Among the six double mutants investigated, the ∆PsbT:∆PsbV strain was the most impacted and exhibited a phenotype that was as severe as that of the ∆PsbJ:∆PsbV mutant (Choo et al. 2022). The ∆PsbT:∆PsbV mutant did not assemble stable dimers, potentially due to destabilized PsbO binding, and an enhanced presence of the RC47 complex was apparent in this strain (Fig. 3c, d). It is likely that the absence of any signal for PsbO in Fig. 3d is the result of unbound PsbO in the thylakoid lumen being lost during membrane isolation. Furthermore, the reduced PS II level in these cells was reflected in the low-temperature fluorescence emission spectrum with excitation at 580 nm with the energy from the phycobilisome terminal emitter being released at 685 nm (Fig. 2f).
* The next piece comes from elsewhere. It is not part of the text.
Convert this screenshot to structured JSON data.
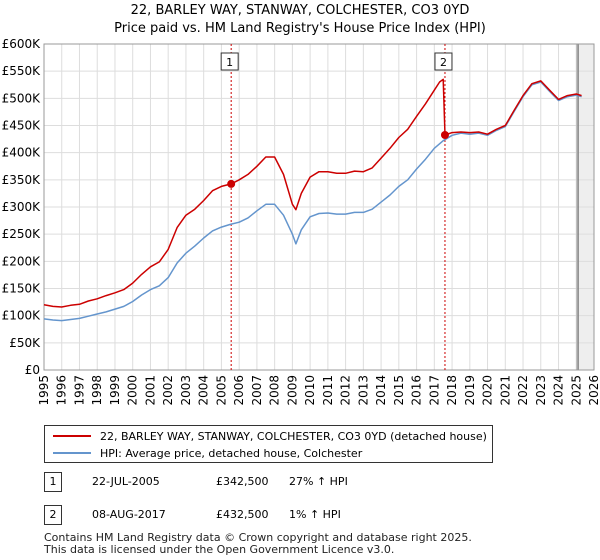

It has previously been shown that the ∆PsbO:∆PsbV double deletion mutant is not photoautotrophic and only supports oxygen evolution at approximately 10% of the wild-type rate (Shen et al. 1995); hence the absence of PsbT, in combination with the absence of PsbV, may destabilize PsbO binding to the extent that the ∆PsbT:∆PsbV cells also lack PsbO (and quite possibly PsbU) and that this is responsible for their inability to grow photoautotrophically or to evolve oxygen. Our data in Fig. 3d also suggest that PsbO binding may be weakened in the ∆PsbM:∆PsbV strain, contributing to the phenotype observed with these cells; however, unlike the ∆PsbT:∆PsbV cells, the ∆PsbM:∆PsbV mutant was able to support oxygen evolution at approximately 84% of the wild-type rate when the native quinone was operating in whole chain electron transport in the presence of bicarbonate. Hence, PsbT appears to make a stronger contribution to PsbO binding in the absence of PsbV than PsbM.

Conclusion

Neither PsbM nor PsbT have direct protein-protein interactions with the extrinsic proteins; however, these LMW proteins, found at the monomer-monomer interface of the mature PS II complex, have synergistic roles with PsbO, PsbU and PsbV. The removal of the extrinsic proteins in cells lacking PsbT produced more disruption to PS II assembly and activity than their removal in the absence of PsbM. The extent of the observed perturbation of PS II was most evident when the PsbV protein was removed and least evident when PsbU was absent. However, in ∆PsbT:∆PsbU cells the variable fluorescence from PS II and low-temperature emission from PS II was elevated despite their being no accompanying increase in the amount of PS II detected. Among the six mutants examined only the ∆PsbT:∆PsbV mutant was unable to grow photoautotrophically or to evolve oxygen. Since PS II monomers were present in the ∆PsbT:∆PsbV cells, the results suggest the OEC cannot assemble in this double mutant.